Rick Santorum’s foreign policy is the most frightening thing I’ve ever heard. His policy is essentially this: impose crippling sanctions to impoverish people in other countries so that they cause a bloody revolution that our CIA can steer. Then all that’s left is to install a puppet dictator that will do our bidding.
This method has been used ad nauseam over the past 60 years and has done nothing but cause an endless cycle of violence and destruction. It has been used in South American, Asia, Africa and in the Middle East over and over again, and yet we are still having the same conversation. Ron Paul is the only candidate that actually wants to try something else and yet he is counted as someone outside the mainstream whose foreign policy is a weakness. Are we to deduce from that logic that using the same failed policies of the past 60 years is supposed to represent strength? This would be akin to attempting to tear down a brick wall by using one’s forehead because it would prove a great feat of strength. It sure would, but since it’s impossible you might as well just try something more appropriate. Instead of representing strength, it instead represents arrogance and a narrow view of history. Ron Paul should challenge Santorum to show examples of where CIA sponsored regime changes have lead to continued prosperity over decades. Our policies in Iraq and Iran have given us our current quagmire by overthrowing Iran’s democratically elected government in 1953. Kermit Roosevelt led operation Ajax, a CIA coup to reinstate the Shah and re-privatize the oil industry so that American and British oil companies could reap huge profits. American policy instated Saddam Hussein and yet it was seen as a noble mission to free Iraqis from his iron grip. Inversely, the Soviet Union fell not because of a war or a bloody revolution but because of economic reasons. They just couldn’t afford it anymore. Even China, while still completely authoritarian, has had to allow more freedom in their economy in order to prevent a collapse and has profited greatly from trading with the USA. There are many other problems with that scenario, too many for the scope of this article, but I raise it as an example because there is an inlet made in China where the citizens have been exposed to outside communication and know how exploited they are. It is really only a matter of time before they take a significant portion of the power back into the hands of the people.

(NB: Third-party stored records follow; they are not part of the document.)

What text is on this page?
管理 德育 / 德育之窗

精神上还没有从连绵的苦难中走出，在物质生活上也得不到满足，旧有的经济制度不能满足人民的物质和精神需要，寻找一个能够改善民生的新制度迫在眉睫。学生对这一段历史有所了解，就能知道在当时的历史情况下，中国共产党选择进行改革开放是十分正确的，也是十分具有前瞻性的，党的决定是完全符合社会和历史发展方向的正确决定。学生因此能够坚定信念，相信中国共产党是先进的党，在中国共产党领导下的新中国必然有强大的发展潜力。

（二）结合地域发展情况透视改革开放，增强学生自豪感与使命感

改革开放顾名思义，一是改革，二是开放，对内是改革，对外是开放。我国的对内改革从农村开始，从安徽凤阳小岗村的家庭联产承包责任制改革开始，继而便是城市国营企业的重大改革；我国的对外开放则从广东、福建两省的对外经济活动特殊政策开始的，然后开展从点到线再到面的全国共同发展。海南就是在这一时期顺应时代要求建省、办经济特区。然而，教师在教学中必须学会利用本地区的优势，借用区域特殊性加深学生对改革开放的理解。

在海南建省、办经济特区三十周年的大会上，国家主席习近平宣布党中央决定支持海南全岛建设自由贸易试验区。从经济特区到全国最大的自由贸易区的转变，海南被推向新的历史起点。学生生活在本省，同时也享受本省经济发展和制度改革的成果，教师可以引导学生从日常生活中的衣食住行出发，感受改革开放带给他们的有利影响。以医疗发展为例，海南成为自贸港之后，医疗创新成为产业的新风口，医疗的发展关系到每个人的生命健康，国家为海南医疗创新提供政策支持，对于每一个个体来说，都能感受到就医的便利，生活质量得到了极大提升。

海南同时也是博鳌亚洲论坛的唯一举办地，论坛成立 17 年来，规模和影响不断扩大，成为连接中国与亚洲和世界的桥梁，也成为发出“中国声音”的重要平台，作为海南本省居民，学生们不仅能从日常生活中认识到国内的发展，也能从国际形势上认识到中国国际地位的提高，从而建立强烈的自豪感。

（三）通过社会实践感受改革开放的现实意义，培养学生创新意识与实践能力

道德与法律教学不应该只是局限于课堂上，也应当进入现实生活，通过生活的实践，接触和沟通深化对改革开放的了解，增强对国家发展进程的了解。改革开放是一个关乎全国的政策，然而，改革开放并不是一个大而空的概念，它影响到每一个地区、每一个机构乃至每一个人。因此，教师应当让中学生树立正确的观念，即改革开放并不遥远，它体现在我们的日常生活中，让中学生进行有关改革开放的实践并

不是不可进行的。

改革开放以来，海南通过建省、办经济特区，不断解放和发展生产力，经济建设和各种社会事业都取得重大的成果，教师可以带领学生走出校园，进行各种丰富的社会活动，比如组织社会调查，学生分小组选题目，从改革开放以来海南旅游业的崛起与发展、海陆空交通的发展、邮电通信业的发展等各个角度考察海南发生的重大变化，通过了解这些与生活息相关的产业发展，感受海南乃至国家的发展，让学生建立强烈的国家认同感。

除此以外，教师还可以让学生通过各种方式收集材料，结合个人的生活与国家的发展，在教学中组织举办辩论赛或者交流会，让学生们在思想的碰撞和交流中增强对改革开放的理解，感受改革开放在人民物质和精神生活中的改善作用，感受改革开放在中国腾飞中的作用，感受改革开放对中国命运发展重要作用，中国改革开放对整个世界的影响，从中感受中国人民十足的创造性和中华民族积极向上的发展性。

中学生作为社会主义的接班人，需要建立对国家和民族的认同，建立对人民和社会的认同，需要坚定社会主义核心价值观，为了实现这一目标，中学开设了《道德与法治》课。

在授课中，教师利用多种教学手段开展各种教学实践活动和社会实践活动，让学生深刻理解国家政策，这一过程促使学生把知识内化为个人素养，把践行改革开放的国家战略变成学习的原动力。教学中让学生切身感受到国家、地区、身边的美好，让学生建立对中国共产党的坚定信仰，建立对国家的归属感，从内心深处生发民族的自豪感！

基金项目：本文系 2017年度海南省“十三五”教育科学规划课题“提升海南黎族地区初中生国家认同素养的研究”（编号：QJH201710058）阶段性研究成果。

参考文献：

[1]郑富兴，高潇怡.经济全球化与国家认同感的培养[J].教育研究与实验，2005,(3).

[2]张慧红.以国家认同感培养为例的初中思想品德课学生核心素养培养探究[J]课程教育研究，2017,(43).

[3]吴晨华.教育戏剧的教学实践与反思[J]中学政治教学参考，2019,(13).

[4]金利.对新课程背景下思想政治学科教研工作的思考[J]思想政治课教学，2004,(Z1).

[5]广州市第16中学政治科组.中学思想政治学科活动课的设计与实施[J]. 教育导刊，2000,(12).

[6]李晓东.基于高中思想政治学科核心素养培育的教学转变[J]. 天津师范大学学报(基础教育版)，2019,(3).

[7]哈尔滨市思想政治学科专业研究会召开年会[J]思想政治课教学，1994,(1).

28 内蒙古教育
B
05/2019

Rick Santorum’s constant belaboring of his fear of Islamic extremists is almost comically reminiscent of the crusades. Or, it would be comical if it weren’t so frightening. His irrational fear of islam is something he’s going to have to come to terms with eventually, given that muslims make up roughly 20% of the entire world’s population. I think Santorum would be just as happy to blow off the entire eastern hemisphere and send it hurtling towards the sun. I’m sure in his mind, losing the tip of Alaska is a small price to pay. Israel, of course, can have Newt Gingrich’s moon colony and be our 51st state.
I am not a muslim, but I am with Ron Paul in my support for all people’s right to religion and self expression. There is no reason that the United States cannot stand as a nation where all people worship as they wish as long as they respect our laws, constitution and bill of rights. A non-interventionist foreign policy, something we haven’t practiced in many, many years would be not only a boon for our economy but it would be a boon for our liberties and foreign relations. People in other countries would be heartened to emulate us by adopting our constitution because of the example we would set. They would see that it’s possible for people to live side by side and worship in the way they wish without having to be ruled by an oppressive dictator who restricts individual liberties. Rick Santorum and people like him, are so blinded by their personal beliefs that they cannot even see the lessons that history has taught us. That peace cannot be and result of force. That someone has to first offer an apology and a hand of friendship before it can be accepted. He has to be willing to see that the attacks of 9/11, as dubious and full of unanswered questions as they are, were not an unprovoked frontal assault on our freedoms like that of a comic book villain hell bent on causing mischief for its own sake.
We must first start with a clean slate that treats everyone fairly and Ron Paul has a pretty good plan. No foreign aid for anyone, no undermining elections, no US sponsored regime changes, free trade with everyone, in short: no favoritism. Favoring one over another, either militarily or economically is essentially a subversive act of war. Rick Santorum thinks that this is our divine right as Americans to shape the world as we see fit and anyone who disagrees is either naive or a coward. But to undermine another country’s sovereignty because our corporations demand higher profits and not expect blowback is the most naive position possible. It’s hard to really put a finger on what Santorum believes since he only ever gets skin deep with his well rehearsed rhetoric, but it sounds like he believes he has the right to poke someone in the eye and then be insulted that they have the insolence to be angry about it.